The next female heiress in the Kingdom of Jerusalem was Sibylla, the sister of Baldwin IV. Again, the High Court sought to find an appropriate Western nobleman, although they rejected attempts by the Count of Flanders to impose unworthy candidates upon them. Nevertheless, the Archbishop of Tyre was dispatched to the West to identify a husband for Sibylla and returned with Stephen of Sancerre of the House of Blois. Stephen was clearly of sufficient rank; his sister was married to Louis VII of France, and his brothers were married to Eleanor of Aquitaine’s daughters by Louis VII. But Stephen unexpectedly refused to marry Sibylla and returned to France.
Evidently disenchanted with the French king, the High Court turned next to the Holy Roman Empire and invited William Marquis de Montferrat to become their next king. William was first cousin to both Louis VII of France and the Holy Roman Emperor Friedrich I. Furthermore, his family had a long tradition of crusading. He arrived in the Holy Land in October 1176 and married the then 16-year-old Sibylla within six weeks. He was invested with the title of Count of Jaffa and Ascalon, the traditional title for the heir apparent to the throne. Unfortunately, he died just eight months later, in June 1177. Sibylla gave birth in August to a posthumous son named Baldwin, after her brother.
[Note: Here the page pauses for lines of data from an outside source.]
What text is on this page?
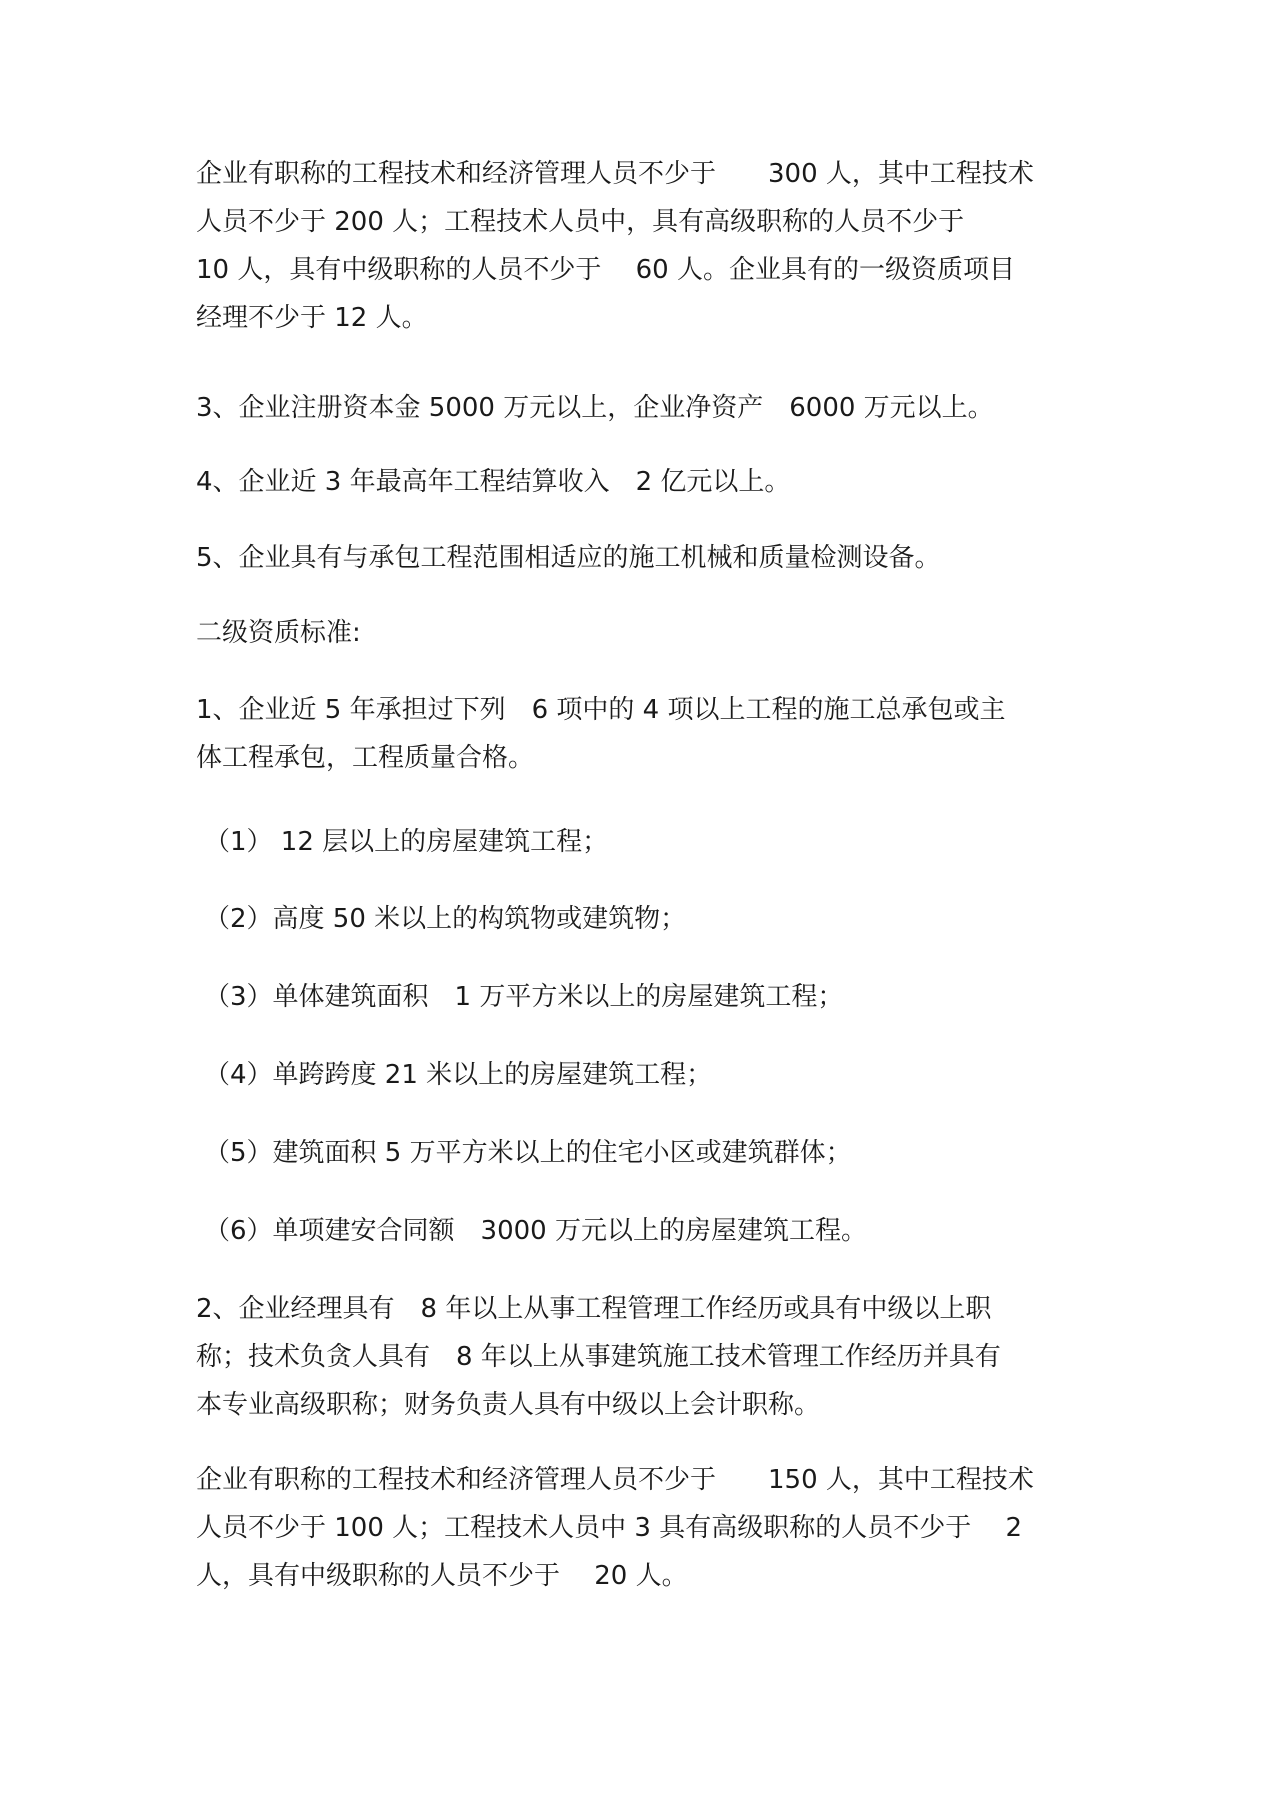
企业有职称的工程技术和经济管理人员不少于　　300 人，其中工程技术
人员不少于 200 人；工程技术人员中，具有高级职称的人员不少于
10 人，具有中级职称的人员不少于　 60 人。企业具有的一级资质项目
经理不少于 12 人。

3、企业注册资本金 5000 万元以上，企业净资产　6000 万元以上。

4、企业近 3 年最高年工程结算收入　2 亿元以上。

5、企业具有与承包工程范围相适应的施工机械和质量检测设备。

二级资质标准:

1、企业近 5 年承担过下列　6 项中的 4 项以上工程的施工总承包或主
体工程承包，工程质量合格。

（1） 12 层以上的房屋建筑工程；

（2）高度 50 米以上的构筑物或建筑物；

（3）单体建筑面积　1 万平方米以上的房屋建筑工程；

（4）单跨跨度 21 米以上的房屋建筑工程；

（5）建筑面积 5 万平方米以上的住宅小区或建筑群体；

（6）单项建安合同额　3000 万元以上的房屋建筑工程。

2、企业经理具有　8 年以上从事工程管理工作经历或具有中级以上职
称；技术负贪人具有　8 年以上从事建筑施工技术管理工作经历并具有
本专业高级职称；财务负责人具有中级以上会计职称。

企业有职称的工程技术和经济管理人员不少于　　150 人，其中工程技术
人员不少于 100 人；工程技术人员中 3 具有高级职称的人员不少于　 2
人，具有中级职称的人员不少于　 20 人。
Meanwhile, the High Court again appealed to the King of France to select a consort for their future queen. Louis VII’s choice fell this time on the Duke of Burgundy, who agreed and announced his intention to arrive in Jerusalem in the spring of 1180. However, before Burgundy set out on the journey to Jerusalem, King Louis died, leaving the 14-year-old Philip II as his heir. With the predatory Plantagenets licking their chops, Burgundy evidently believed it was his duty to remain in France. Sibylla had been jilted a second time, which may explain why, at this juncture, she took things into her own hands and married a man of her own choice. Despite his obvious unsuitability as the younger son of the Lord de la March, Sibylla married Guy de Lusignan with the disastrous consequences discussed earlier in this book.